Other characters also disturb the comforting split: Mrs. Clennam does business in her own house, giving the company's name, House of Clennam, a kind of double meaning. Similarly, Merdle brings his worries about his business life home and gets an earful from his wife about not being cool enough in front of her friends. Are there characters who manage to maintain the separation between public and private? Does this work in their favor or against them?
Did it weird you out how much of the novel's plot is driven by characters either trusting or distrusting each other at first sight? Even more amazingly, people's first impressions tend to be spot on pretty much all the time. Arthur finds a run-over Cavalletto in the street and immediately seems to know that he's an OK kind of guy, but meanwhile, everyone who runs across Blandois totally gets that this dude is bad news. So how come everyone is so good at judging books by their covers? Well, we're thinking it has something to do with the way companies were structured before the middle of the 19th century. No, no, really.
So way back then, there weren't any corporations; they hadn't been legally invented yet.
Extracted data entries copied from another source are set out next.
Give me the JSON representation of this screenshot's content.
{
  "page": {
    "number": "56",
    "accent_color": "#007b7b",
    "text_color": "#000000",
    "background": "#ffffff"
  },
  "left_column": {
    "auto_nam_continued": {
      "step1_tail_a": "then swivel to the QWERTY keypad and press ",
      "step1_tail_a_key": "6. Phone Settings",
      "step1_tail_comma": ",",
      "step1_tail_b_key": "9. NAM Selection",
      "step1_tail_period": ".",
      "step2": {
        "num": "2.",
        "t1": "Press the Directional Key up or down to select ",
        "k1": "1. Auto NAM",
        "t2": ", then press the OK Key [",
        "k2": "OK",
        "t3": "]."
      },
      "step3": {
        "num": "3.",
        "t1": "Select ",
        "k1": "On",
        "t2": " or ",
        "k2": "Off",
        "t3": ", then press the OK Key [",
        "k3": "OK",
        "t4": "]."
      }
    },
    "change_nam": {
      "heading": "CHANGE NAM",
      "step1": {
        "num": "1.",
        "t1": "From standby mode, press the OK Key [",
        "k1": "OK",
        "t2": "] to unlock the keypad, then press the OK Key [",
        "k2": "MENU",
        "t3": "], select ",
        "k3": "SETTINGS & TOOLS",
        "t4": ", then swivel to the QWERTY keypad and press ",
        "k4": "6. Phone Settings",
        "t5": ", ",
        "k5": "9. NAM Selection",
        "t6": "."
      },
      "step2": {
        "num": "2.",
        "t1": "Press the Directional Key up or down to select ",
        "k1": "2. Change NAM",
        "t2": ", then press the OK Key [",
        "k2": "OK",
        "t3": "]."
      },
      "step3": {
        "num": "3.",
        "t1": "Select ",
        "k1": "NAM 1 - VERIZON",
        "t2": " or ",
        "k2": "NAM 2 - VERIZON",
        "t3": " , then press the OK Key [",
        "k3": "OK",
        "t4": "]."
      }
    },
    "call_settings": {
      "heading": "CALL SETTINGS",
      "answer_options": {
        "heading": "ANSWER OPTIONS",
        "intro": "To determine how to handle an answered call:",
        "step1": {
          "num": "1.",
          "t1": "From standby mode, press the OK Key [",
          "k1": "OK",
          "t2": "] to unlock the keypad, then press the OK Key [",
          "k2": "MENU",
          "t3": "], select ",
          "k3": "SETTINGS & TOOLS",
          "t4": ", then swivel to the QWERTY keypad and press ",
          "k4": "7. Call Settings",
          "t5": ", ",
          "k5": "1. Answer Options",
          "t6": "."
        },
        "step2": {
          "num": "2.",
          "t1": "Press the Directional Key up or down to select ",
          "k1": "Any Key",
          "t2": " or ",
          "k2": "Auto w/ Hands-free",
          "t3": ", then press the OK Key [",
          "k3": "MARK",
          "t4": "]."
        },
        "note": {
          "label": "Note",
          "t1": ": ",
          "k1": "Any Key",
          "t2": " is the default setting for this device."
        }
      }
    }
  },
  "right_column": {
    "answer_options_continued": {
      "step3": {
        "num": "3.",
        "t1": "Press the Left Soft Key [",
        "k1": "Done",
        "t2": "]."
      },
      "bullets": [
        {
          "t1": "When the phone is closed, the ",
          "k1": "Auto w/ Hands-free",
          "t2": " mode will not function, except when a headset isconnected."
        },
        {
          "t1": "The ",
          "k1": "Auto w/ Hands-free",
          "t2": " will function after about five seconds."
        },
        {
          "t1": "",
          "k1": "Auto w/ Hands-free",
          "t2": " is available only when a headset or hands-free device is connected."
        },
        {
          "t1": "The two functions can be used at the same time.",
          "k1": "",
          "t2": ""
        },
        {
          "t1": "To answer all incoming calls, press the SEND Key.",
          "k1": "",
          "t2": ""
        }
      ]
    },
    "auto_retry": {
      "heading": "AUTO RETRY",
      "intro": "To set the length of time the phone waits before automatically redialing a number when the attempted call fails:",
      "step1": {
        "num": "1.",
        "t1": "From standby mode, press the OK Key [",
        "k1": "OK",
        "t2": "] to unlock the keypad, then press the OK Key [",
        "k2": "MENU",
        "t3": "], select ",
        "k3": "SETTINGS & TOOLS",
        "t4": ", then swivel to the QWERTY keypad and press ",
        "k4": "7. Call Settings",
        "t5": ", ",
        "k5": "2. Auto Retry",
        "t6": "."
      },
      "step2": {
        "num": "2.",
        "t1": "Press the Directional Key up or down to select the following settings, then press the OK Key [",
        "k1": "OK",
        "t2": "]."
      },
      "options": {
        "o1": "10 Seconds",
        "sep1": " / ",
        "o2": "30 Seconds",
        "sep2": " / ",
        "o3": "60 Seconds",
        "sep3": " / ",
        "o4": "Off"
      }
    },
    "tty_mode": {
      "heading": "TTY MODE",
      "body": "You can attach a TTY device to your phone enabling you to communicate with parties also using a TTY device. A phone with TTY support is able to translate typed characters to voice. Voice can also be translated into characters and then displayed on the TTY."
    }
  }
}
Companies could only be formed as partnerships – meaning that a bunch of guys (yes, only guys) would get together and write up a document that basically said, hey, we're all partners going into this thing. A partnership was like the Three Musketeers: all for one and one for all. Everyone in a partnership owned all the firm's assets and could do whatever he wanted with them without any other partners having to agree or even to know about it. (That's how Arthur can invest all the Doyce & Clennam money with Merdle without Doyce's say-so.)
Well, with a situation like that, you better really trust the guys you're going into business with. But how do you do that without easy access to background checks? Well, you either go through a known third party (like Doyce and Clennam do through Meagles, who kind of OKs each of them for the other), or you just work on blind trust, like everyone does with Merdle. Either way, it's pretty stressful, no? So wouldn't it be nice to think that you could just look at someone and know what he's like in his heart of hearts? And what do you know – this is just about the time when suddenly every bad character in fiction starts to be physically ugly and gross, and every good character is never anything but beautiful and charming.